Kind: global function Returns: Uint8Array - - The proof as an byte array.

proofVerify(PK, proof, header, ph, disclosed_messages, disclosed_indexes, generators, api_id) ⇒ boolean

Verifies a previously generated proof against original signers public key, and additional information.

Kind: global function Returns: boolean - - True or False depending on whether the proof is valid.
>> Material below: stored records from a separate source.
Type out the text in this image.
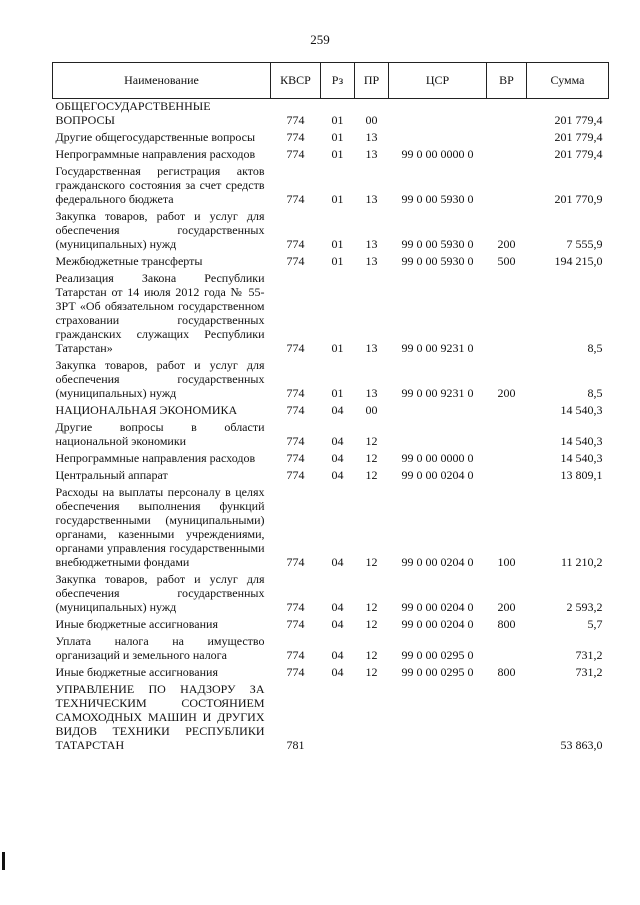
259
Наименование	КВСР	Рз	ПР	ЦСР	ВР	Сумма
ОБЩЕГОСУДАРСТВЕННЫЕ ВОПРОСЫ	774	01	00			201 779,4
Другие общегосударственные вопросы	774	01	13			201 779,4
Непрограммные направления расходов	774	01	13	99 0 00 0000 0		201 779,4
Государственная регистрация актов гражданского состояния за счет средств федерального бюджета	774	01	13	99 0 00 5930 0		201 770,9
Закупка товаров, работ и услуг для обеспечения государственных (муниципальных) нужд	774	01	13	99 0 00 5930 0	200	7 555,9
Межбюджетные трансферты	774	01	13	99 0 00 5930 0	500	194 215,0
Реализация Закона Республики Татарстан от 14 июля 2012 года № 55-ЗРТ «Об обязательном государственном страховании государственных гражданских служащих Республики Татарстан»	774	01	13	99 0 00 9231 0		8,5
Закупка товаров, работ и услуг для обеспечения государственных (муниципальных) нужд	774	01	13	99 0 00 9231 0	200	8,5
НАЦИОНАЛЬНАЯ ЭКОНОМИКА	774	04	00			14 540,3
Другие вопросы в области национальной экономики	774	04	12			14 540,3
Непрограммные направления расходов	774	04	12	99 0 00 0000 0		14 540,3
Центральный аппарат	774	04	12	99 0 00 0204 0		13 809,1
Расходы на выплаты персоналу в целях обеспечения выполнения функций государственными (муниципальными) органами, казенными учреждениями, органами управления государственными внебюджетными фондами	774	04	12	99 0 00 0204 0	100	11 210,2
Закупка товаров, работ и услуг для обеспечения государственных (муниципальных) нужд	774	04	12	99 0 00 0204 0	200	2 593,2
Иные бюджетные ассигнования	774	04	12	99 0 00 0204 0	800	5,7
Уплата налога на имущество организаций и земельного налога	774	04	12	99 0 00 0295 0		731,2
Иные бюджетные ассигнования	774	04	12	99 0 00 0295 0	800	731,2
УПРАВЛЕНИЕ ПО НАДЗОРУ ЗА ТЕХНИЧЕСКИМ СОСТОЯНИЕМ САМОХОДНЫХ МАШИН И ДРУГИХ ВИДОВ ТЕХНИКИ РЕСПУБЛИКИ ТАТАРСТАН	781					53 863,0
numUndisclosed(proofOctets) ⇒ number

Helper function to give the number of undisclosed messages in a proof. This can be added to the number of disclosed messages to calculate the number of generators needed in proof verification.

Kind: global function Returns: number - - The number of undisclosed messages, U.

messages_to_scalars(messages, api_id) ⇒ Array

This function converts (hashes) byte array messages into scalars representing the messages for use in signature/proof operations.

Kind: global function Returns: Array - - An array of scalars (bigint) representing the messages.

prepareGenerators(L, api_id) ⇒ Array

Prepares the "group G1 generators" used by the BBS signature suite. These values can be reused in many calls to the sign, verify, proofGen, and proofVerify functions. You must have enough generators for the number of messages. You do not need to know what the "group G1" or a "generator" is! These take a while to compute so we prepare them separately and reuse them.

Kind: global function Returns: Array - - A array of group generators used by the signature/proof suite.